Jaka Fajar Fatriansyah, Irma Hartia Tihara, Mohammad Rayhan Ramadano, Andreas Federico, Agrin Febrian Pradana, Siti Norasmah Surip, Nicolas Gascoin,
A machine learning framework for screening phenyl phthalimide derivatives as corrosion inhibitors based on dataset generated by DFT and molecular dynamics simulations,
Results in Engineering,
Volume 28,
2025,
107350,
ISSN 2590-1230,
https://doi.org/10.1016/j.rineng.2025.107350.
(https://www.sciencedirect.com/science/article/pii/S259012302503405X)

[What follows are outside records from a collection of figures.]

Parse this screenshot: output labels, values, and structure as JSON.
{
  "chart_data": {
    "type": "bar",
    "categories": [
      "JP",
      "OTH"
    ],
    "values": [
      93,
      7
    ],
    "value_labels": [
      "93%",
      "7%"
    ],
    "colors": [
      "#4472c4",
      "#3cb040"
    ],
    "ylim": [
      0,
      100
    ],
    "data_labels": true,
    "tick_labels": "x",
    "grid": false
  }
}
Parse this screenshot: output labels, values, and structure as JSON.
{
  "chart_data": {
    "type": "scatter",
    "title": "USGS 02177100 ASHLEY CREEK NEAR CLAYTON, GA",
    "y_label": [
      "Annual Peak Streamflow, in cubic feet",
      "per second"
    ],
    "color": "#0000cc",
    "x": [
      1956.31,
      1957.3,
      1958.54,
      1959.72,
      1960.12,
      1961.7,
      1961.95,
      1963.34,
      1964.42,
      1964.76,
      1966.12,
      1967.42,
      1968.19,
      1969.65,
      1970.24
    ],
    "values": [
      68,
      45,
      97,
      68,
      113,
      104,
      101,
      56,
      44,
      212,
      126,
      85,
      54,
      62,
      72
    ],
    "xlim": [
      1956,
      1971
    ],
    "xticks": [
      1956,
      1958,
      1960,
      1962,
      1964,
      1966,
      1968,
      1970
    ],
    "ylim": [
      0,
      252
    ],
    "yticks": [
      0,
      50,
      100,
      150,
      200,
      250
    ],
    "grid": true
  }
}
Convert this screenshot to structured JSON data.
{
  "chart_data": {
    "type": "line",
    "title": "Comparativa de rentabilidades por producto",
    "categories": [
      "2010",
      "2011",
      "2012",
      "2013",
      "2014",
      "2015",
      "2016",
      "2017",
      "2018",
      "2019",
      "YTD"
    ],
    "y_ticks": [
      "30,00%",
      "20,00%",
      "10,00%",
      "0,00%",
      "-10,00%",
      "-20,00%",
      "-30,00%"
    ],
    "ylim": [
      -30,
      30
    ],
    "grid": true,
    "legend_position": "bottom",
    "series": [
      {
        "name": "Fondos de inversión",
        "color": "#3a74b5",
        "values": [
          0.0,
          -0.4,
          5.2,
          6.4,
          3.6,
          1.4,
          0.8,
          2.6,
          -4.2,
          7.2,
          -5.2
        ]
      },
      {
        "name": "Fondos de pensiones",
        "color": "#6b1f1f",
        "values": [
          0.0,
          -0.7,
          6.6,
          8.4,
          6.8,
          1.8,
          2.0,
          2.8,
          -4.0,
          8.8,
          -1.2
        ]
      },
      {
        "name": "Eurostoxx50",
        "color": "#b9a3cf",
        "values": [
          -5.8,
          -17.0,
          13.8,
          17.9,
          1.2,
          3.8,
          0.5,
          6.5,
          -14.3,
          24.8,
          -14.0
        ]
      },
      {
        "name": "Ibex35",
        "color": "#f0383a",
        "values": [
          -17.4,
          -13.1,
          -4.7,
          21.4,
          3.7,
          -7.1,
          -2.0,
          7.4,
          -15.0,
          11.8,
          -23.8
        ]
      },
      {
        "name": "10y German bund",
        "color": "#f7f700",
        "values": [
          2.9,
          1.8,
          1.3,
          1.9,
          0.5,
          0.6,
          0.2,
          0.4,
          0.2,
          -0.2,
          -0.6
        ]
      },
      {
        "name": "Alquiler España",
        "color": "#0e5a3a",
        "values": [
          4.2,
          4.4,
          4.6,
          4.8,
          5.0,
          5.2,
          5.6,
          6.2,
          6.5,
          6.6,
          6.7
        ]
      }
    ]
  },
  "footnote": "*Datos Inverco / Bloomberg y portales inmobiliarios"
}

Abstract: Corrosion in metals, especially carbon steel, incurs substantial economic losses, estimated at 2.5 trillion USD per year, or 3.4% of the global GDP. This research examines the corrosion inhibition efficacy of 284 phenyl phthalimide derivatives through computational techniques and machine learning. The electronic structure properties, comprising EHOMO (mean: -6.36 eV, standard deviation: 0.49 eV), ELUMO (mean: -2.41 eV, standard deviation: 0.30 eV), and adsorption energy (mean: -171.23 kJ/mol, standard deviation: 27.50 kJ/mol), were determined through Density Functional Theory (DFT) and Molecular Dynamics (MD) simulations, and correlated with experimentally obtained inhibition efficiency. Various machine learning models, such as Artificial Neural Networks (ANN), K-Nearest Neighbors (KNN), Support Vector Machines (SVM), and XGBoost, were utilized, with ANN demonstrating the highest prediction accuracy, reaching R² values of 93.18% for EHOMO and 91.12% for ELUMO. The complex relationship between molecular descriptor and electronic properties makes ANN perform better than XGBoost and XTRees. SHAP and PFI studies of feature importance revealed that descriptors B06[C-N] (PFI score: 0.016) and qnmax (PFI score: 0.009) are essential for inhibitor efficacy. Correlation-based filtering for feature reduction revealed that models utilizing a diminished set of 1,078 descriptors (down from 5,627) maintained robust performance, attaining a R² score of 91.47% for EHOMO. These findings create a strong computational framework for the screening and optimization of corrosion inhibitors, minimizing reliance on experimental trials and facilitating cost-effective, scalable synthesis of customized inhibitors. Subsequent efforts will be focused on experimental validation and the implementation of this methodology in more extensive chemical contexts.